Re-create the “excellent” variable with “Yes” and “No” Values
wine$excellent <- ifelse(wine$quality >= 7, "Yes", "No")
Create the contingency table
# create it
ctable <- table(data.frame(wine$excellent, rs.group2))
# preview it
print(ctable)
## rs.group2
## wine.excellent A B C D
## No 411 367 308 296
## Yes 53 52 53 59
a. Use the Chi-square test to test if these two factors are correlated or not
chisq.test(ctable)
##
## Pearson's Chi-squared test
##
## data: ctable
## X-squared = 5.5, df = 3, p-value = 0.1386
b. Use the permutation test to do the same and compare the result to that in (a)

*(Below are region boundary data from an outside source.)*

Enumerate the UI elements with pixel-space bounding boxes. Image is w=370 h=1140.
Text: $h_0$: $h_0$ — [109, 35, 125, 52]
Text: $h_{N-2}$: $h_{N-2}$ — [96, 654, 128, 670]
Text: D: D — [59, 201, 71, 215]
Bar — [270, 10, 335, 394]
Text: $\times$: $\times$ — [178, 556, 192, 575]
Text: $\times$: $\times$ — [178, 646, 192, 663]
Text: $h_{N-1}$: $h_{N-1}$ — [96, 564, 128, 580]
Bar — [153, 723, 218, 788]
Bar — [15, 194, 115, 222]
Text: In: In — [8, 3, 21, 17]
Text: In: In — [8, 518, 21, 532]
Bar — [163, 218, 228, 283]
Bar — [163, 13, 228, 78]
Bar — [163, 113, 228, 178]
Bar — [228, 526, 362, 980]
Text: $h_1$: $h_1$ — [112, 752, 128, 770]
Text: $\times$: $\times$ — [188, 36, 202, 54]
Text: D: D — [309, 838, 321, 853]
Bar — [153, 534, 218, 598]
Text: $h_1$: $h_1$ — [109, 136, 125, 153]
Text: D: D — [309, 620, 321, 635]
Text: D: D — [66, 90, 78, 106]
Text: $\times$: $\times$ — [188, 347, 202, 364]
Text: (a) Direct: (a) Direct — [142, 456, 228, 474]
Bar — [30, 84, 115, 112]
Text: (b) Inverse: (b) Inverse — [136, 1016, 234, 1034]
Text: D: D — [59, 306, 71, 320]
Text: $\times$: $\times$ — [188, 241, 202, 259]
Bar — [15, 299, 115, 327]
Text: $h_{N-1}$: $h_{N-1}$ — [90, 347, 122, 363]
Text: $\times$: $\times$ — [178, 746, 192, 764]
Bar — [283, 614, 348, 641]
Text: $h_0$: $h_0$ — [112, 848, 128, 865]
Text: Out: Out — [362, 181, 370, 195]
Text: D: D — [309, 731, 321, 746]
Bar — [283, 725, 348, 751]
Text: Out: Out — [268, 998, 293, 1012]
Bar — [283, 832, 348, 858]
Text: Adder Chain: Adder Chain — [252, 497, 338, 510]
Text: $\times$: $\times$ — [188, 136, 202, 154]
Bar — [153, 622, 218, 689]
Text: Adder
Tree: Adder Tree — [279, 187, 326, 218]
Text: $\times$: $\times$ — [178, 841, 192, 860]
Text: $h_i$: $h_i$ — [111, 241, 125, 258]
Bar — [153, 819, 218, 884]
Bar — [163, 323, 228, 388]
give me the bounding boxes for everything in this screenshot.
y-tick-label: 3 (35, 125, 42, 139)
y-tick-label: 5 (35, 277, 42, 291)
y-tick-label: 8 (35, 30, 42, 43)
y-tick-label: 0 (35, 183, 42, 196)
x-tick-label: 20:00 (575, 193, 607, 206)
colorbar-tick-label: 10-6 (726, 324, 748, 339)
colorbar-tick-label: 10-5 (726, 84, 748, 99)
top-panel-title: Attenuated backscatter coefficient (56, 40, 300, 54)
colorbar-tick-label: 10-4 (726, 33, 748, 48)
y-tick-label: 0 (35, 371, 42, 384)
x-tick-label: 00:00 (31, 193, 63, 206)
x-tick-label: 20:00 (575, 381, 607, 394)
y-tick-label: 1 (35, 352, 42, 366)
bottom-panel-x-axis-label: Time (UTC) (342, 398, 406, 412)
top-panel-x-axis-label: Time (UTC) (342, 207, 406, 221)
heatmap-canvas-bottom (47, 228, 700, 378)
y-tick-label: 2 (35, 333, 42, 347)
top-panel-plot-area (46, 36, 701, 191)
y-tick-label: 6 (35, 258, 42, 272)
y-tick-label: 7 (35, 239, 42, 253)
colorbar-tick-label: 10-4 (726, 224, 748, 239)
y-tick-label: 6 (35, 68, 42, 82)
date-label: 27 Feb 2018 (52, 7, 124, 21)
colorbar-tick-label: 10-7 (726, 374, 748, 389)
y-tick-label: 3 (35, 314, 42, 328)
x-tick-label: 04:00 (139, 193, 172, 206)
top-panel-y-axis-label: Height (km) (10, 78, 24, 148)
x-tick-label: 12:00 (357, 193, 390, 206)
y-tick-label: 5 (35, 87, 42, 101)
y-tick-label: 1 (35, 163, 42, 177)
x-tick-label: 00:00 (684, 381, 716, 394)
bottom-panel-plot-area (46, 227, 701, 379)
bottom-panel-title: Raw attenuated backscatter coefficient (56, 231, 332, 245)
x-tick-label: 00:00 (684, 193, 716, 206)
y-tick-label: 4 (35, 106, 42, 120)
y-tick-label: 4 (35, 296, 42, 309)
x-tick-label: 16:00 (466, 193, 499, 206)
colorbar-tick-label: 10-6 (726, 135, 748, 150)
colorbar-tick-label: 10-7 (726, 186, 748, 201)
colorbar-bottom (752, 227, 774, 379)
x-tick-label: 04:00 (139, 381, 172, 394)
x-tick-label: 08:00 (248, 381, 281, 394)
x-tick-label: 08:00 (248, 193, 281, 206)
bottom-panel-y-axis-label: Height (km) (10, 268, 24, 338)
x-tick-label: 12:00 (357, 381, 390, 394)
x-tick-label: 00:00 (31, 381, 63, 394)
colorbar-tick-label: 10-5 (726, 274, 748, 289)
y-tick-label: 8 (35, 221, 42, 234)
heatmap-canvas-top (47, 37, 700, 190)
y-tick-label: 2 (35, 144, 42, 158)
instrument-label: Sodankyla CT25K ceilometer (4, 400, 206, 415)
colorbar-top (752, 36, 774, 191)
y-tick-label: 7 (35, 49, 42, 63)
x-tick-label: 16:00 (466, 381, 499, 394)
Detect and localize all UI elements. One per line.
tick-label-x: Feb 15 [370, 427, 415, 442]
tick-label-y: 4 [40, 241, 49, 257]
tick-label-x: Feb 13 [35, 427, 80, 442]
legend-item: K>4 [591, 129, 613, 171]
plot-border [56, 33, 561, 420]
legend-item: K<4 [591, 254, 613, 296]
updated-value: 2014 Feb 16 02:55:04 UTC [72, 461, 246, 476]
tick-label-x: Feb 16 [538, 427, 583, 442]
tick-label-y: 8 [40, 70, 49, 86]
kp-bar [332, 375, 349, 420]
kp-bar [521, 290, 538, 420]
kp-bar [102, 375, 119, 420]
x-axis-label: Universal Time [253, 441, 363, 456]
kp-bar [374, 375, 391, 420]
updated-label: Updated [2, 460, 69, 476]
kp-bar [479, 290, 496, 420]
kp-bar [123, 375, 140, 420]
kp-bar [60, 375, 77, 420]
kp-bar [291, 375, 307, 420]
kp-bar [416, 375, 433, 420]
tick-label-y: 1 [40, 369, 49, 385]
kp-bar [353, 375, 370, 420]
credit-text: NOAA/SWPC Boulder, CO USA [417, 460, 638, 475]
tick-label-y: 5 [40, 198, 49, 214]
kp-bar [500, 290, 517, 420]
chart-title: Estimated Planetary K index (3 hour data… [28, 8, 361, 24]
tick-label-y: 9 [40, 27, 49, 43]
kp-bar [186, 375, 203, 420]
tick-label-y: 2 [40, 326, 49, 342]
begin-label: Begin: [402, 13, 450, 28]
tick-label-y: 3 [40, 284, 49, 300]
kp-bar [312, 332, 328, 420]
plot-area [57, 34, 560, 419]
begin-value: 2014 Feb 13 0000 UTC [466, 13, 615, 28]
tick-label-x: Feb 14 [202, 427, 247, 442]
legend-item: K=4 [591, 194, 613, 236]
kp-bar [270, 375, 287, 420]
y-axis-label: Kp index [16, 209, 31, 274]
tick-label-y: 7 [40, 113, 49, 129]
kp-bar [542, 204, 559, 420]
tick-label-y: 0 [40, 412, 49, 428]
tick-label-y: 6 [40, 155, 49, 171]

chisq.test(ctable, simulate.p.value = T)
##
## Pearson's Chi-squared test with simulated p-value (based on 2000
## replicates)
##
## data: ctable
## X-squared = 5.5, df = NA, p-value = 0.1439
c. Can you conclude that “residual.sugar” is a significant factor contributing to the excellence of wine? Why?